I know that $\omega=(2xy+x^{2}+1)dx+(x^{2}-y)dy$ is a differential form on $\mathbb{R}^{2}$.
I have $f : \mathbb{R}^{3} \to \mathbb{R}^{2}$ which is
$$f(u,v,w)=(u-v,v^{2}-w)$$
and I have to calculate the pullback. I was told that by definition
$$(f^{*}\omega)(X) = \omega(f_{*}(X)),$$
and so I calculated
$$f_{*}=\begin{pmatrix}
1 & -1 & 0\\
0 & 2v & 1
\end{pmatrix}$$
But then I don't really know how to proceed. Should I take a general vector and calculate the form, should I substitute $x,y$ with $u,v,w$? Do you have a general recipe to proceed?
Best Answer
$\newcommand{\Blank}{\underline{\qquad}}$(Good-natured note: This isn't the first pullback you've computed. You've been computing pullbacks since you learned the chain rule and method of substitution.)

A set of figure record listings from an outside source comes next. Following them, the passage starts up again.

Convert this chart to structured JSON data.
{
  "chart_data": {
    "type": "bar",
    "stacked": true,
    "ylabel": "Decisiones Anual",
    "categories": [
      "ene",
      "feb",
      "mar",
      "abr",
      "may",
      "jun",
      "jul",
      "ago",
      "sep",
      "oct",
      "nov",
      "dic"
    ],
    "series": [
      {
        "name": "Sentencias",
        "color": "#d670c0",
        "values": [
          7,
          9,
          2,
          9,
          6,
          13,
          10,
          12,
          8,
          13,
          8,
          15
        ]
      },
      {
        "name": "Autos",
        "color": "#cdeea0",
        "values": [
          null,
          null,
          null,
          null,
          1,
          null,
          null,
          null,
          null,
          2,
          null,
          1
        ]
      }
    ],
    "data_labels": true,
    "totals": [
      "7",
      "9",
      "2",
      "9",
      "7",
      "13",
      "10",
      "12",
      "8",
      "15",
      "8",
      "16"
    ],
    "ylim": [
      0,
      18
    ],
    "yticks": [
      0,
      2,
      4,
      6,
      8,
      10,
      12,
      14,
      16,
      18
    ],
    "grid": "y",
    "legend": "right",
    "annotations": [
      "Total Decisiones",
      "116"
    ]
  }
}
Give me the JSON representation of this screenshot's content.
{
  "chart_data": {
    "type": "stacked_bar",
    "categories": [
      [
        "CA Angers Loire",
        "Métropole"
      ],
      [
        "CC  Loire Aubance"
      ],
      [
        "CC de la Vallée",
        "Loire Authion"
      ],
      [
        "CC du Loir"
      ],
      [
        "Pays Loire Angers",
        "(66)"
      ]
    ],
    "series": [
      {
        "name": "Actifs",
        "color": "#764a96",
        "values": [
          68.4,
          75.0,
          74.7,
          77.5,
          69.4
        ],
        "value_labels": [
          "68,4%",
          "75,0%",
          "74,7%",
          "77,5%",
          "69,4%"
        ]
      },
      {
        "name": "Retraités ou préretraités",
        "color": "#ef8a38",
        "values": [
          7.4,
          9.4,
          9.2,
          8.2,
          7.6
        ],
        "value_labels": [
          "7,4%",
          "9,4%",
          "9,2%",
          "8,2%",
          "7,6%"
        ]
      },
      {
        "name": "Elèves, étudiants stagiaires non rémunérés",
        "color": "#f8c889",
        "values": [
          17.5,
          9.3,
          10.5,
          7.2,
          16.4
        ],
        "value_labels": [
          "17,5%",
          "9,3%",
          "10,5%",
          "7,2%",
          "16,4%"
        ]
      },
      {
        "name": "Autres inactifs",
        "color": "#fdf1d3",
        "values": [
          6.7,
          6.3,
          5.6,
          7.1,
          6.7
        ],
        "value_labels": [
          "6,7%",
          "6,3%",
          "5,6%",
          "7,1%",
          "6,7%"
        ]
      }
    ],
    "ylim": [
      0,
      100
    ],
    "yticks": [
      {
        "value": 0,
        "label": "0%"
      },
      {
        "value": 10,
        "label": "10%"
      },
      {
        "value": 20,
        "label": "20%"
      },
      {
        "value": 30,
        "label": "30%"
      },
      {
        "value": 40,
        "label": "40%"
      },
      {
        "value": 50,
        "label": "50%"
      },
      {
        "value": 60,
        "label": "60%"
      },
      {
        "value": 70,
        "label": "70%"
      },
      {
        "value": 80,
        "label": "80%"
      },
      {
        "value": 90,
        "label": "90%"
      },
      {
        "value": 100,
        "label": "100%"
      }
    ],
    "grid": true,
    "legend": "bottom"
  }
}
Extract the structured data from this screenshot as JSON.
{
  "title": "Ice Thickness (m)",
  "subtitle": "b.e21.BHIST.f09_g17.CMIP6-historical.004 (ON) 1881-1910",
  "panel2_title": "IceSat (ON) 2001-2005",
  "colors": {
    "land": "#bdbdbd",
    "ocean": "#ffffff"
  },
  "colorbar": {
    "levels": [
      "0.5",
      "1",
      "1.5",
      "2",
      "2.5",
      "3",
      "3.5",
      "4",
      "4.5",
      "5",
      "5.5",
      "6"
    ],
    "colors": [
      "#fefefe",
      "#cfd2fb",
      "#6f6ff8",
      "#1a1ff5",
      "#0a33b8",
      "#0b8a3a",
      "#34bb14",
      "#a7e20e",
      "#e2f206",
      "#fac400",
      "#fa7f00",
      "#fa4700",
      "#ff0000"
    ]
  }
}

It's easiest to start by turning the clock back to 1850 or so. You have \begin{align*} x &= u - v, \\ y &= v^{2} - w, \end{align*} so the chain rule gives \begin{align*} dx &= \Blank\, du + \Blank\, dv + \Blank\, dw, \\ dy &= \Blank\, du + \Blank\, dv + \Blank\, dw. \end{align*} Now, to express this in modern terms, replace the $1$-forms on the left by pullbacks: $dx \to f^{*}dx$, etc.